Residents of Akekoase, a farming community of over 200 people in the Wassa West District of the Western Region, have appealed to government to protect their lands from total destruction by mining.
They said the activities of mining companies in the district were destroying their land and water bodies and taking away their source of livelihood.
They made the call when a team of journalists, at the instance of the Ghana Chamber of Mines, went there to ascertain the cause of the cyanide spillage and subsequent remedial measures taken to restore normalcy.
The residents contended that since the spillage had rendered them vulnerable to diseases, the mining companies should resettle and compensate them adequately.
An Accra private newspaper broke the story on the spillage of cyanide into River Asuman on October 22.

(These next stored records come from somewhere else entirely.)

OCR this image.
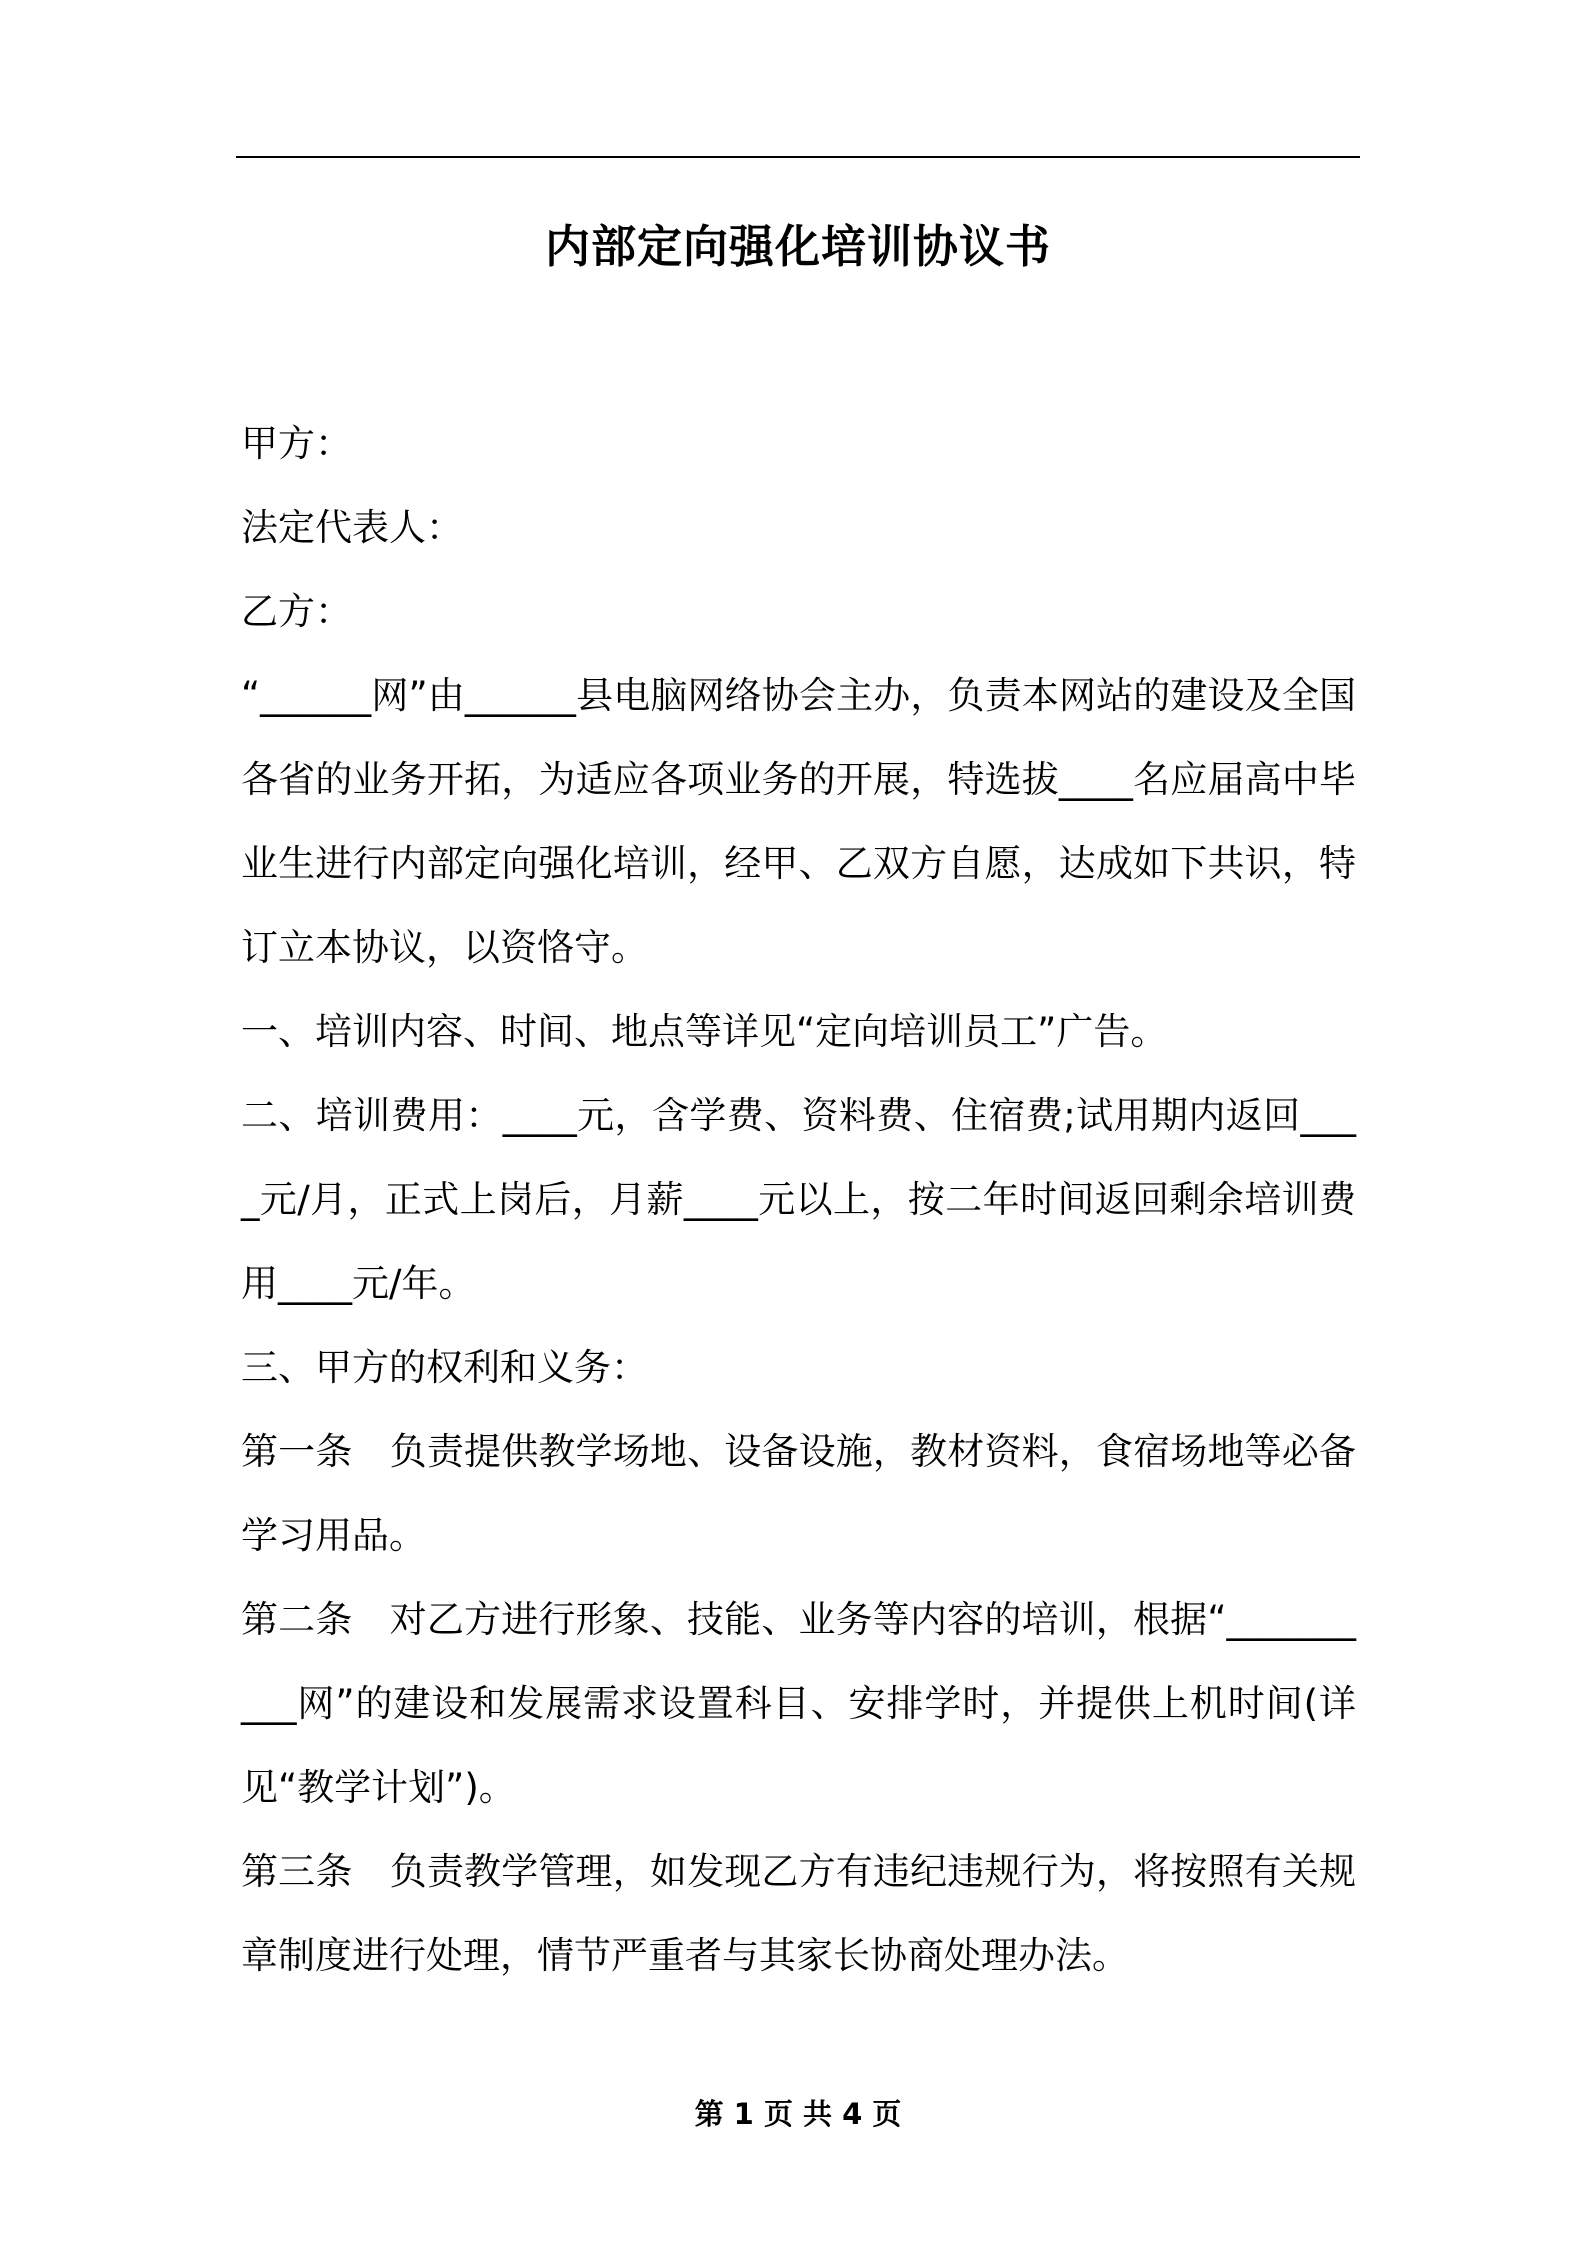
内部定向强化培训协议书

甲方：

法定代表人：

乙方：

“______网”由______县电脑网络协会主办，负责本网站的建设及全国各省的业务开拓，为适应各项业务的开展，特选拔____名应届高中毕业生进行内部定向强化培训，经甲、乙双方自愿，达成如下共识，特订立本协议，以资恪守。

一、培训内容、时间、地点等详见“定向培训员工”广告。

二、培训费用：____元，含学费、资料费、住宿费;试用期内返回____元/月，正式上岗后，月薪____元以上，按二年时间返回剩余培训费用____元/年。

三、甲方的权利和义务：

第一条　负责提供教学场地、设备设施，教材资料，食宿场地等必备学习用品。

第二条　对乙方进行形象、技能、业务等内容的培训，根据“__________网”的建设和发展需求设置科目、安排学时，并提供上机时间(详见“教学计划”)。

第三条　负责教学管理，如发现乙方有违纪违规行为，将按照有关规章制度进行处理，情节严重者与其家长协商处理办法。

第 1 页 共 4 页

After the publication, the Environmental Protection Agency (EPA) issued a statement saying emergency response procedures like the detoxification of cyanide were being implemented and that residents had been cautioned to stay away from the river and its surrounding areas.

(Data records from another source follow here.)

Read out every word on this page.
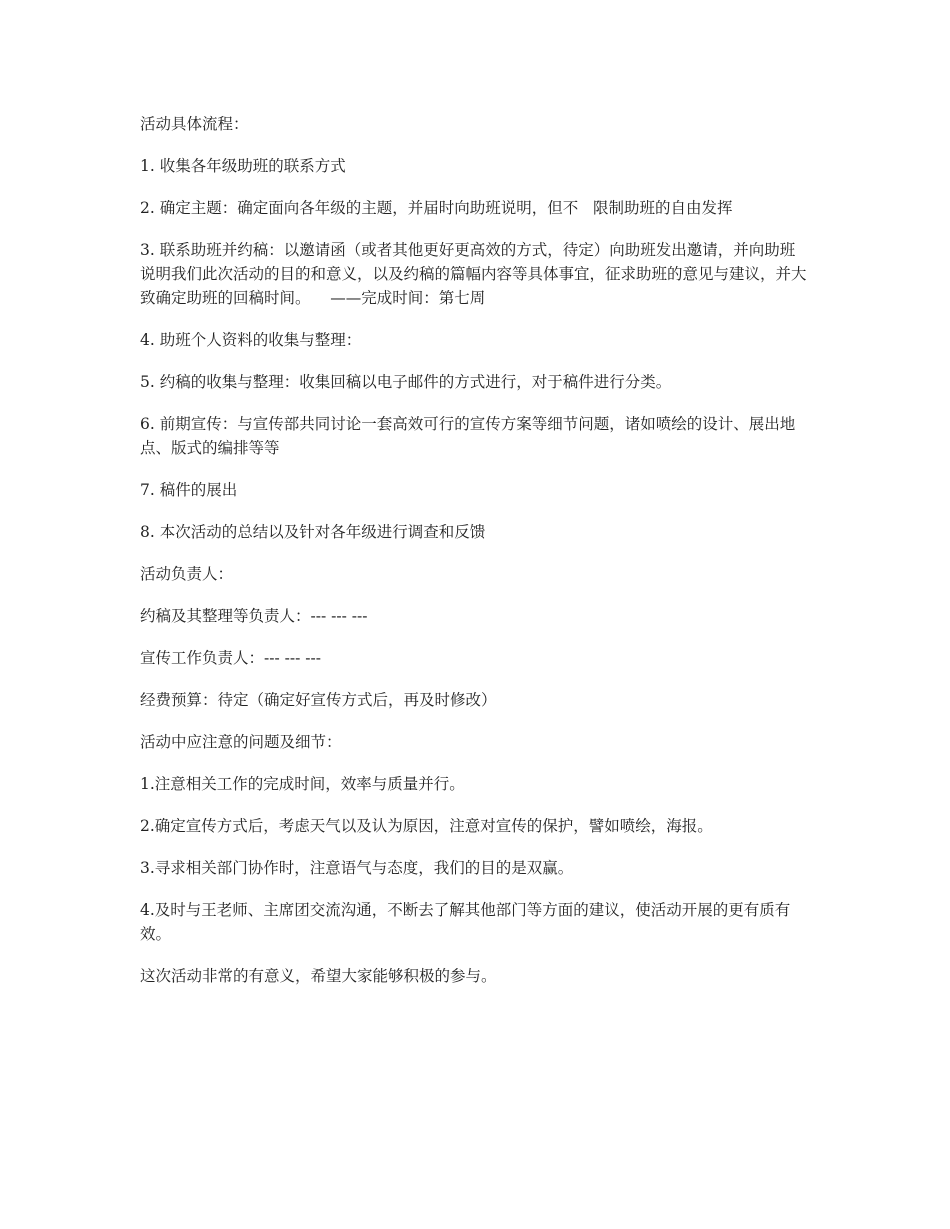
活动具体流程：

1. 收集各年级助班的联系方式

2. 确定主题：确定面向各年级的主题，并届时向助班说明，但不   限制助班的自由发挥

3. 联系助班并约稿：以邀请函（或者其他更好更高效的方式，待定）向助班发出邀请，并向助班说明我们此次活动的目的和意义，以及约稿的篇幅内容等具体事宜，征求助班的意见与建议，并大致确定助班的回稿时间。    ——完成时间：第七周

4. 助班个人资料的收集与整理：

5. 约稿的收集与整理：收集回稿以电子邮件的方式进行，对于稿件进行分类。

6. 前期宣传：与宣传部共同讨论一套高效可行的宣传方案等细节问题，诸如喷绘的设计、展出地点、版式的编排等等

7. 稿件的展出

8. 本次活动的总结以及针对各年级进行调查和反馈

活动负责人：

约稿及其整理等负责人：--- --- ---

宣传工作负责人：--- --- ---

经费预算：待定（确定好宣传方式后，再及时修改）

活动中应注意的问题及细节：

1.注意相关工作的完成时间，效率与质量并行。

2.确定宣传方式后，考虑天气以及认为原因，注意对宣传的保护，譬如喷绘，海报。

3.寻求相关部门协作时，注意语气与态度，我们的目的是双赢。

4.及时与王老师、主席团交流沟通，不断去了解其他部门等方面的建议，使活动开展的更有质有效。

这次活动非常的有意义，希望大家能够积极的参与。
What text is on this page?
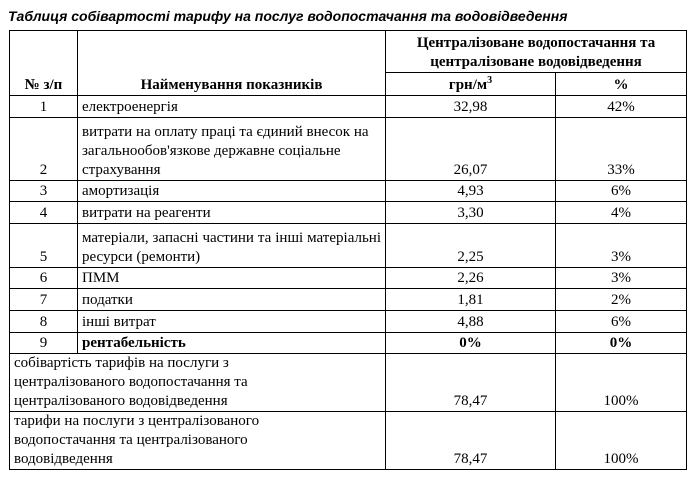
Таблиця собівартості тарифу на послуг водопостачання та водовідведення
№ з/п	Найменування показників	Централізоване водопостачання та централізоване водовідведення	
		грн/$м^3$	%
1	електроенергія	32,98	42%
2	витрати на оплату праці та єдиний внесок на загальнообов'язкове державне соціальне страхування	26,07	33%
3	амортизація	4,93	6%
4	витрати на реагенти	3,30	4%
5	матеріали, запасні частини та інші матеріальні ресурси (ремонти)	2,25	3%
6	ПММ	2,26	3%
7	податки	1,81	2%
8	інші витрат	4,88	6%
9	рентабельність	0%	0%
собівартість тарифів на послуги з централізованого водопостачання та централізованого водовідведення		78,47	100%
тарифи на послуги з централізованого водопостачання та централізованого водовідведення		78,47	100%
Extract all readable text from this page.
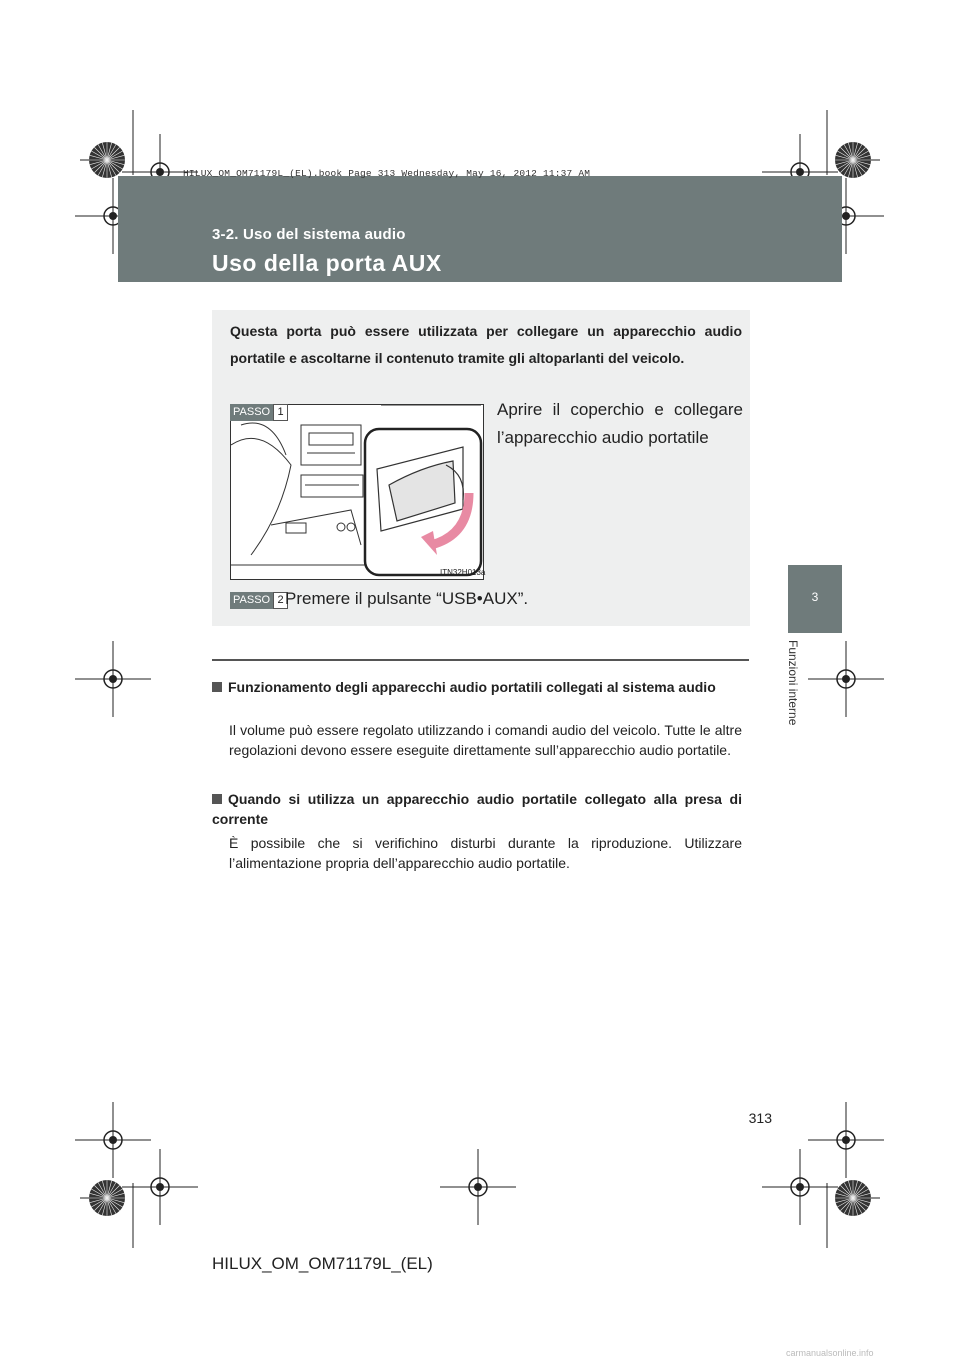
HILUX_OM_OM71179L_(EL).book Page 313 Wednesday, May 16, 2012 11:37 AM
3-2. Uso del sistema audio
Uso della porta AUX
3
Funzioni interne
Questa porta può essere utilizzata per collegare un apparecchio audio portatile e ascoltarne il contenuto tramite gli altoparlanti del veicolo.
ITN32H013a
PASSO 1	Aprire il coperchio e collegare l’apparecchio audio portatile
PASSO 2 Premere il pulsante “USB•AUX”.
Funzionamento degli apparecchi audio portatili collegati al sistema audio
Il volume può essere regolato utilizzando i comandi audio del veicolo. Tutte le altre regolazioni devono essere eseguite direttamente sull’apparecchio audio portatile.
Quando si utilizza un apparecchio audio portatile collegato alla presa di corrente
È possibile che si verifichino disturbi durante la riproduzione. Utilizzare l’alimentazione propria dell’apparecchio audio portatile.
313
HILUX_OM_OM71179L_(EL)
carmanualsonline.info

Cyanide, a naturally occurring compound, is extremely poisonous. It is a white, crystalline compound with a bitter odour used in extracting gold from low-grade ore, electroplating and casehardening of steel.
It can get into the human body through ingestion or absorbed through the pores on the skin. In the human body, it extracts all oxygen from the lungs, leaving the person short of breath. It can lead to death if ingested in large amounts.
The Chief of Abekoase village, Nana Moloba Nyameke told the journalists that they should be relocated because they were afraid of staying in the area.
He said he personally had to send one person to the hospital after she drank water from the river.
According to him, on the morning of October 16, personnel of the Goldfields Ghana Limited (GGL) came to the village to tell them to refrain from using water from the river since there had been a leakage from a pipe at its leach pad upstream.
Nana Nyameke said the GGL immediately provided them with a water tank, with a promise to provide them a borehole, which they were digging.
He said residents who went to the riverside that morning found dozens of dead fish floating and not knowing the cause some jumped in the river and picked some of the fish.
The chief asked for doctors to be sent there to ascertain the health threat to the people.
Nana Nyameke said even if the water were declared safe for consumption, the residents would not drink it.
As at the time journalists left the village, a tanker was supplying water to the villagers and a borehole was being dug for them.
Some of the residents complained about nausea while some had skin rashes, believed to have been caused by contact with the contaminated water.
The journalists could not reach the other village, Huniso, affected by the cyanide spillage because of the poor condition of the road. It had been recently graded by GGL and parts of it had become muddy from recent rain.
Meanwhile GGL said the spillage had no effect on public health or long-term damage to the river system.
Mr Tim Buchanan, Environmental Manager, said following the discovery of the leakage, residents of both communities- Abekoase and Huniso - were asked to refrain from drinking from the river until water quality sampling could verify that no public safety threat existed.
He said the incident was reported to the EPA and water quality sampling on the same day verified that the spillage had no effect on public safety.
Mr Buchanan said the concentrations of cyanide detected in the river had no effect on it and did not alter or damage it, adding that the dead fish in the river were the result of detoxificant applied to the river to neutralize the residual pools of the leakage.
He said the number of dead fish picked up in the river was about 50 which he handed over to the EPA for analysis, but residents claimed they saw about 200 dead fish.
Mr Buchanan said the amount of leakage, about 680 cubic metres or 200 kilogrammes of sodium cyanide, was a small solution spillage, and would have no effect on the life forms in the river and plants around it.
He explained that cyanide degrades in the natural environment extremely quickly to its constituents - carbon and nitrogen - and has no lingering effect known to science.
Mr. Buchanan said cyanide when found naturally at small concentrations was not stable in nature for a significant period at concentrations high enough to cause harm to the public or wildlife.
"Medical professionals understand that cyanide has no cumulative effects on living organisms including humans and has no connection with cancer, miscarriages, nervous problems or any other health condition.
The human body quickly breaks down cyanide to its natural components."
He said following the incident, the GGL had made modifications to its structural designs to forestall future accidents.
Journalists, who were conducted around the Tarkwa mine where the spill emanated from, found out that one of the pipelines at the company's leach pad - where the gold is extracted using cyanide, had been disjointed.
At the time the journalists were being conducted round the mines work was going on new infrastructure to ensure that no such incident happened again.
Mr Buchanan said the EPA and Mines Inspectorate were on the site on the day of the incident and samples taken by the EPA for analysis showed that there was no contamination by heavy metals as a result of the spillage.
The team could, however, not reach the management of the Satellite Goldfields Limited (SGL), the second mining company that hit the headlines for cyanide spillage on October 28 at Akyempim in the Mpohor Wassa East District.